ESCOLA FRANCISCANA IMACULADA CONCEIÃÃO
Começando a gincana com estilo
3ª Série (EM) desfilando com sua bandeira e camisetas representando o Japão. - 17/06/2026

Tem um momento na gincana da EIC que é diferente de todos os outros. Não é a prova mais difícil. Não é a etapa mais disputada. É quando as camisetas aparecem pela primeira vez. Quando cada turma entra na quadra com sua cor, seu tema, sua identidade definida, e a escola inteira para pra olhar. Esse momento aconteceu na sexta-feira, dia 12 de junho, e quem estava lá sabe: foi bonito demais.

O Ensino Fundamental Anos Finais chegou vestindo o mundo. Cada turma escolheu um país e o representou com orgulho: África do Sul, Alemanha, Brasil, Estados Unidos, França, Japão e Portugal. Sete nações, sete identidades visuais, sete formas de mostrar que a EIC forma alunos com olhos abertos para além das fronteiras de Dourados. Ver essas turmas desfilando foi como uma pequena viagem ao redor do mundo feita no pátio da escola.

E O desfile continua com o Ensino Médio, com seus temas franciscanos que deram outro peso e outra beleza ao momento.
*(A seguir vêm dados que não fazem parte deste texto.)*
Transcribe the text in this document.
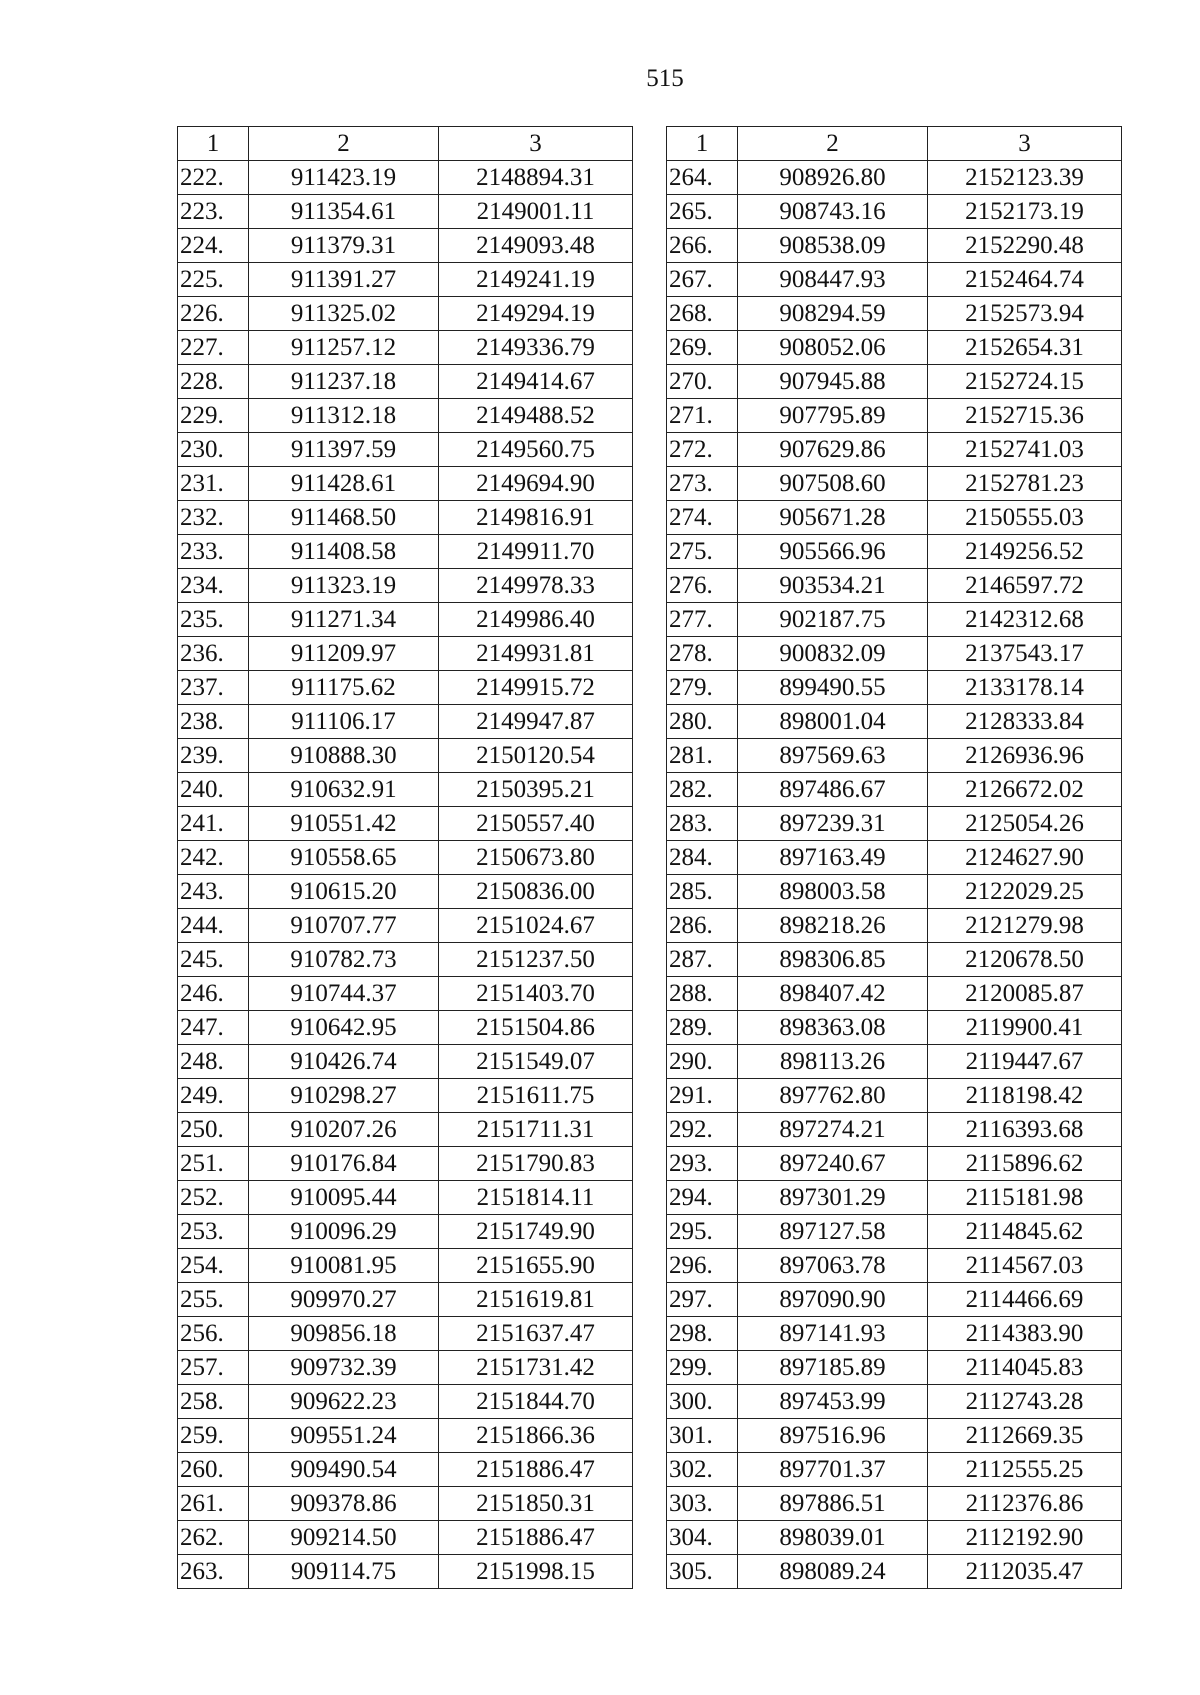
515
1	2	3
222.	911423.19	2148894.31
223.	911354.61	2149001.11
224.	911379.31	2149093.48
225.	911391.27	2149241.19
226.	911325.02	2149294.19
227.	911257.12	2149336.79
228.	911237.18	2149414.67
229.	911312.18	2149488.52
230.	911397.59	2149560.75
231.	911428.61	2149694.90
232.	911468.50	2149816.91
233.	911408.58	2149911.70
234.	911323.19	2149978.33
235.	911271.34	2149986.40
236.	911209.97	2149931.81
237.	911175.62	2149915.72
238.	911106.17	2149947.87
239.	910888.30	2150120.54
240.	910632.91	2150395.21
241.	910551.42	2150557.40
242.	910558.65	2150673.80
243.	910615.20	2150836.00
244.	910707.77	2151024.67
245.	910782.73	2151237.50
246.	910744.37	2151403.70
247.	910642.95	2151504.86
248.	910426.74	2151549.07
249.	910298.27	2151611.75
250.	910207.26	2151711.31
251.	910176.84	2151790.83
252.	910095.44	2151814.11
253.	910096.29	2151749.90
254.	910081.95	2151655.90
255.	909970.27	2151619.81
256.	909856.18	2151637.47
257.	909732.39	2151731.42
258.	909622.23	2151844.70
259.	909551.24	2151866.36
260.	909490.54	2151886.47
261.	909378.86	2151850.31
262.	909214.50	2151886.47
263.	909114.75	2151998.15
1	2	3
264.	908926.80	2152123.39
265.	908743.16	2152173.19
266.	908538.09	2152290.48
267.	908447.93	2152464.74
268.	908294.59	2152573.94
269.	908052.06	2152654.31
270.	907945.88	2152724.15
271.	907795.89	2152715.36
272.	907629.86	2152741.03
273.	907508.60	2152781.23
274.	905671.28	2150555.03
275.	905566.96	2149256.52
276.	903534.21	2146597.72
277.	902187.75	2142312.68
278.	900832.09	2137543.17
279.	899490.55	2133178.14
280.	898001.04	2128333.84
281.	897569.63	2126936.96
282.	897486.67	2126672.02
283.	897239.31	2125054.26
284.	897163.49	2124627.90
285.	898003.58	2122029.25
286.	898218.26	2121279.98
287.	898306.85	2120678.50
288.	898407.42	2120085.87
289.	898363.08	2119900.41
290.	898113.26	2119447.67
291.	897762.80	2118198.42
292.	897274.21	2116393.68
293.	897240.67	2115896.62
294.	897301.29	2115181.98
295.	897127.58	2114845.62
296.	897063.78	2114567.03
297.	897090.90	2114466.69
298.	897141.93	2114383.90
299.	897185.89	2114045.83
300.	897453.99	2112743.28
301.	897516.96	2112669.35
302.	897701.37	2112555.25
303.	897886.51	2112376.86
304.	898039.01	2112192.90
305.	898089.24	2112035.47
A 1ª série, com o amarelo que aquece e o tema Louvor à Criação, entrou lembrando que tudo que existe é sagrado e merece ser celebrado. A 2ª série, no azul sereno do tema Perfeita Alegria, trouxe a alegria que não depende das circunstâncias, aquela que Francisco de Assis encontrou mesmo nas situações mais difíceis. E a 3ª série, no vermelho vibrante dos Instrumentos de Paz, fechou o desfile com a força de quem está no último ano e sabe que cada gesto conta.
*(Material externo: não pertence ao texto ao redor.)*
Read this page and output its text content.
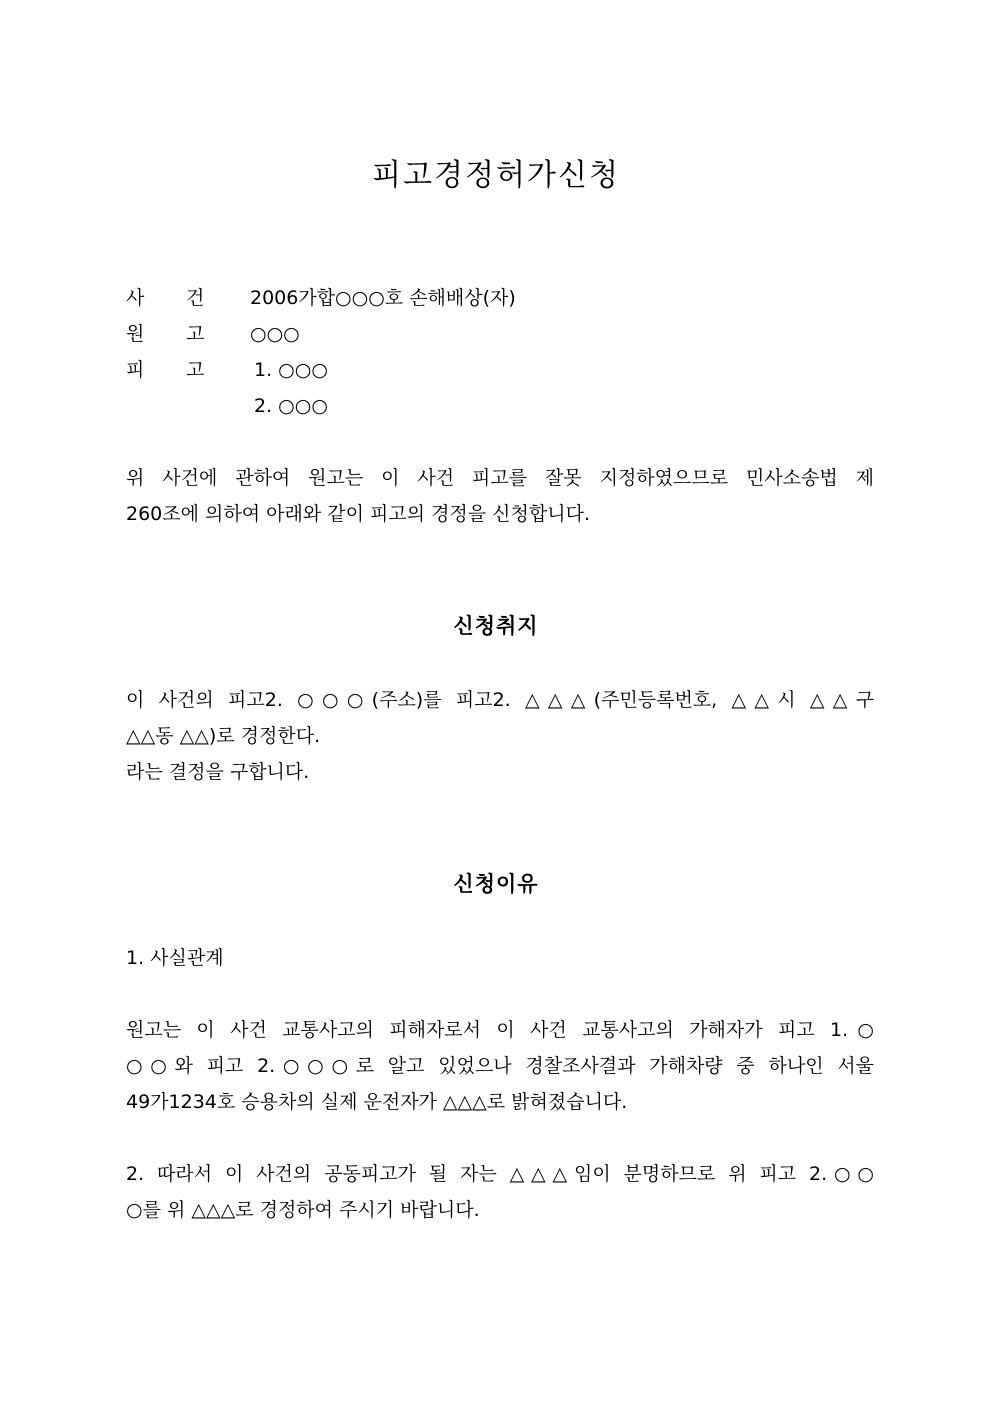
피고경정허가신청
사 건 2006가합○○○호 손해배상(자)
원 고 ○○○
피 고	1. ○○○
2. ○○○
위 사건에 관하여 원고는 이 사건 피고를 잘못 지정하였으므로 민사소송법 제
260조에 의하여 아래와 같이 피고의 경정을 신청합니다.
신청취지
이 사건의 피고2. ○○○(주소)를 피고2. △△△(주민등록번호, △△시 △△구
△△동 △△)로 경정한다.
라는 결정을 구합니다.
신청이유
1. 사실관계
원고는 이 사건 교통사고의 피해자로서 이 사건 교통사고의 가해자가 피고 1.○
○○와 피고 2.○○○로 알고 있었으나 경찰조사결과 가해차량 중 하나인 서울
49가1234호 승용차의 실제 운전자가 △△△로 밝혀졌습니다.
2. 따라서 이 사건의 공동피고가 될 자는 △△△임이 분명하므로 위 피고 2.○○
○를 위 △△△로 경정하여 주시기 바랍니다.
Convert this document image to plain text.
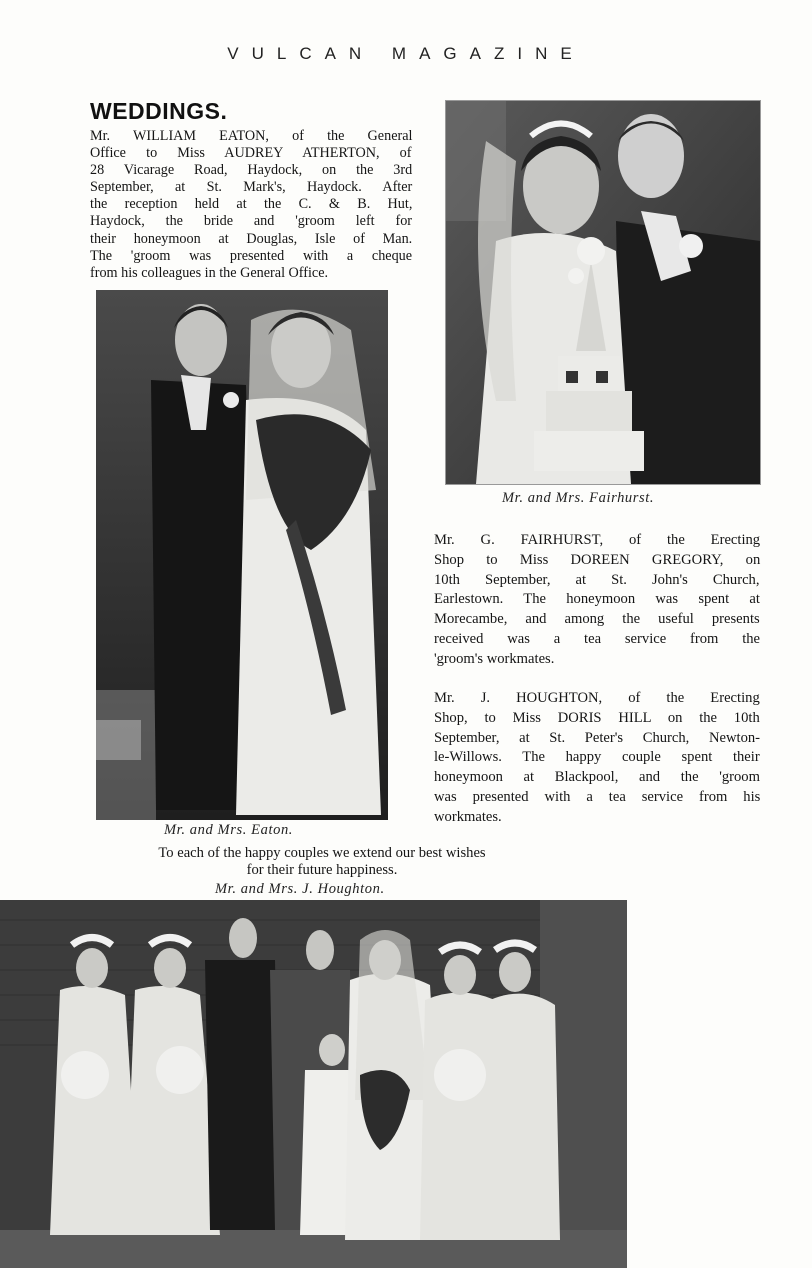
VULCAN MAGAZINE
WEDDINGS.
Mr. WILLIAM EATON, of the General
Office to Miss AUDREY ATHERTON, of
28 Vicarage Road, Haydock, on the 3rd
September, at St. Mark's, Haydock. After
the reception held at the C. & B. Hut,
Haydock, the bride and 'groom left for
their honeymoon at Douglas, Isle of Man.
The 'groom was presented with a cheque
from his colleagues in the General Office.
Mr. and Mrs. Fairhurst.
Mr. and Mrs. Eaton.
Mr. G. FAIRHURST, of the Erecting
Shop to Miss DOREEN GREGORY, on
10th September, at St. John's Church,
Earlestown. The honeymoon was spent at
Morecambe, and among the useful presents
received was a tea service from the
'groom's workmates.
Mr. J. HOUGHTON, of the Erecting
Shop, to Miss DORIS HILL on the 10th
September, at St. Peter's Church, Newton-
le-Willows. The happy couple spent their
honeymoon at Blackpool, and the 'groom
was presented with a tea service from his
workmates.
To each of the happy couples we extend our best wishes
for their future happiness.
Mr. and Mrs. J. Houghton.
Louvor, alegria e paz. Três cores. Três temas. Uma escola inteira que entendeu o recado.

O que tornou esse momento ainda mais especial foi a presença do Ensino Fundamental Anos Iniciais assistindo às camisetas dos maiores. Os menores olhando para os mais velhos com aquela mistura de admiração e animação de quem já sabe que um dia vai estar ali também. É essa corrente que faz a gincana da EIC ser o que ela é: uma tradição que se renova a cada ano, que conecta gerações e que ensina, muito antes de qualquer prova, que pertencer a algo maior do que si mesmo é uma das coisas mais bonitas que existem.

A gincana acabou de começar. Mas o coração dela já estava ali, naquela quadra, nas cores que balançaram ao vento na sexta-feira de junho.